Jesucristo nos ha reconciliado con el Padre. Siendo nosotros pecadores hemos experimentado el perdón de Dios. La conciencia de haber sido redimidos nos llena de gozo. La mejor noticia que podíamos recibir es que somos amigos de Dios. Y ello a pesar de nuestras infidelidades. Cuando reconocemos nuestras faltas y acudimos a la misericordia que el Señor nos ofrece en la Iglesia, somos perdonados. ¿Cómo no estar agradecidos?

Ahora, cuando escribo agobiado por tantas preocupaciones (aunque seguramente la mayoría no serán importantes), caigo en la cuenta de este hecho fundamental para mi vida: Dios ha tenido misericordia de mí. Caer en la cuenta de esto, a pesar de mis enfados e imperfecciones de este día, es como un bálsamo para mi alma. A pesar de todo Dios me perdona. Es una de las enseñanzas insistentes del Papa Francisco: “Dios siempre está dispuesto a perdonar”. Cuanto agradezco que repita una y otra vez esta verdad que siempre ha estado presente en la Iglesia pero que con frecuencia queda oculta. Todo esto me surge a borbotones cuando leo el evangelio de este día: “ve primero a reconciliarte con tu hermano”.

Cuando rezamos el Padrenuestro unimos la petición de nuestras ofensas a la profesión de que nosotros perdonamos a quienes nos han ofendido. Lo decimos cada día poco antes de la comunión. Ojalá nunca caigamos en la repetición inconsciente y rutinaria. Ojalá sea verdad que perdonamos y pedimos perdón. En el evangelio de hoy Jesús une esa reconciliación con el prójimo al hecho de poner la ofrenda ante el altar. Lo que simbolizaba el antiguo altar de los sacrificios alcanza su plena luz en el sacrificio de la Misa. Hoy mismo les preguntaba a los niños en el colegio que ponían ellos en el altar en el momento de las ofrendas. Y con la sencillez que les caracteriza decían: “nuestro corazón”. Porque Cristo nos ha reconciliado con el Padre podemos acercarnos al altar de la Eucaristía. Sería una incongruencia que el gran don que Jesús nos ha obtenido lo malbaratáramos no entregándonos a la auténtica reconciliación con los demás.

Sí, en la Misa Jesús sigue ofreciéndose por nosotros; por la reconciliación de los hombres con Dios. Y nosotros podemos unirnos a ese sacrificio. Participamos de él de una manera activa. No somos meros espectadores, sino que podemos unir nuestra pequeña ofrenda al sacrificio infinito de Cristo. Pero esa ofrenda ha de ser verdadera. De ahí que no podamos unirnos si mantenemos rotos los lazos con los demás por la dureza de nuestro corazón. ¿Cuánto necesitamos de la gracia de Dios para personar de todo corazón y desear el bien a los hermanos con los que, por diferentes motivos, podemos habernos enemistado!

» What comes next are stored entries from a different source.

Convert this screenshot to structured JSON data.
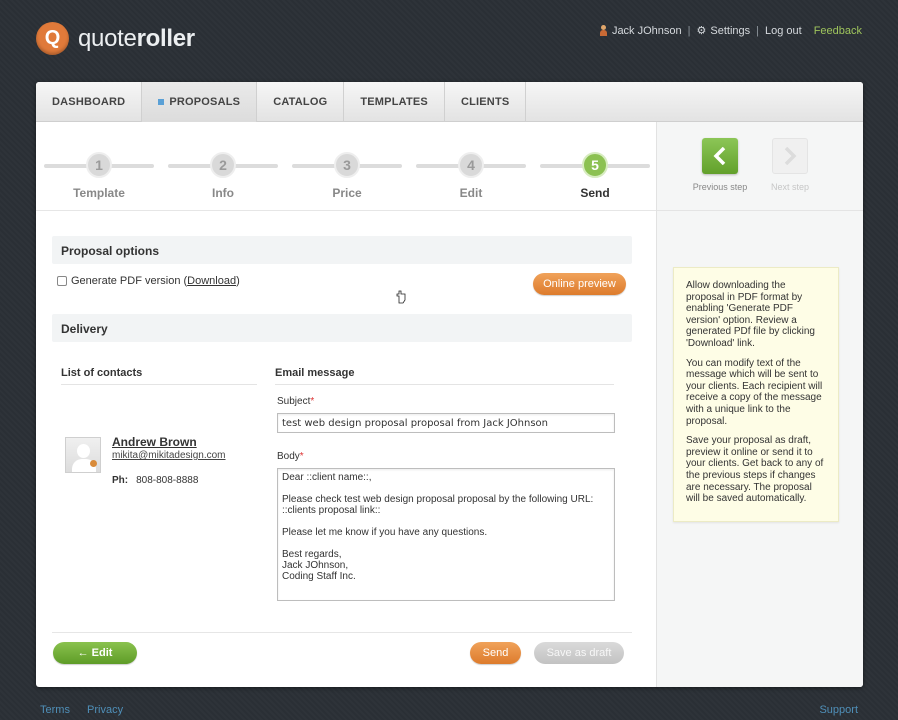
{
  "brand": {
    "logo_letter": "Q",
    "name_light": "quote",
    "name_bold": "roller"
  },
  "topnav": {
    "user": "Jack JOhnson",
    "settings": "Settings",
    "logout": "Log out",
    "feedback": "Feedback"
  },
  "tabs": [
    {
      "label": "DASHBOARD"
    },
    {
      "label": "PROPOSALS"
    },
    {
      "label": "CATALOG"
    },
    {
      "label": "TEMPLATES"
    },
    {
      "label": "CLIENTS"
    }
  ],
  "stepper": [
    {
      "num": "1",
      "label": "Template"
    },
    {
      "num": "2",
      "label": "Info"
    },
    {
      "num": "3",
      "label": "Price"
    },
    {
      "num": "4",
      "label": "Edit"
    },
    {
      "num": "5",
      "label": "Send"
    }
  ],
  "proposal_options": {
    "title": "Proposal options",
    "pdf_label": "Generate PDF version (",
    "download_link": "Download",
    "pdf_close": ")",
    "online_preview": "Online preview"
  },
  "delivery": {
    "title": "Delivery",
    "contacts_title": "List of contacts",
    "email_title": "Email message",
    "contact": {
      "name": "Andrew Brown",
      "email": "mikita@mikitadesign.com",
      "ph_label": "Ph:",
      "phone": "808-808-8888"
    },
    "subject_label": "Subject",
    "subject_value": "test web design proposal proposal from Jack JOhnson",
    "body_label": "Body",
    "body_value": "Dear ::client name::,\n\nPlease check test web design proposal proposal by the following URL:\n::clients proposal link::\n\nPlease let me know if you have any questions.\n\nBest regards,\nJack JOhnson,\nCoding Staff Inc.",
    "required_mark": "*"
  },
  "actions": {
    "edit": "← Edit",
    "send": "Send",
    "save_draft": "Save as draft"
  },
  "sidebar": {
    "prev_label": "Previous step",
    "next_label": "Next step",
    "tip_paragraphs": [
      "Allow downloading the proposal in PDF format by enabling 'Generate PDF version' option. Review a generated PDf file by clicking 'Download' link.",
      "You can modify text of the message which will be sent to your clients. Each recipient will receive a copy of the message with a unique link to the proposal.",
      "Save your proposal as draft, preview it online or send it to your clients. Get back to any of the previous steps if changes are necessary. The proposal will be saved automatically."
    ]
  },
  "footer": {
    "terms": "Terms",
    "privacy": "Privacy",
    "support": "Support"
  },
  "colors": {
    "accent_green": "#8cc152",
    "accent_orange": "#dd7b2c",
    "background": "#2b3036"
  }
}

En el inicio del evangelio de hoy Jesús advierte a sus discípulos que han de ser mejores que los escribas y fariseos. No podemos quedarnos en lo externo de la ley sino que hay que ir al fondo y descubrir como todas las enseñanzas de Dios son expresión de su amor. Frente a la interpretación que reducía el mandato de “no matarás” a acabar con la vida de otro, el Señor nos señala que desearle mal ya está en la línea del matar. Pero aún añade que es necesario buscar la reconciliación. Esta llega a su plenitud, y ha de ser nuestro deseo, en poder llegar a participar todos del amor de Dios. Un amor que no sólo nos une con Dios sino que nos lleva a querer verdaderamente a los demás, también a los que ahora quizás tenemos por “enemigos”.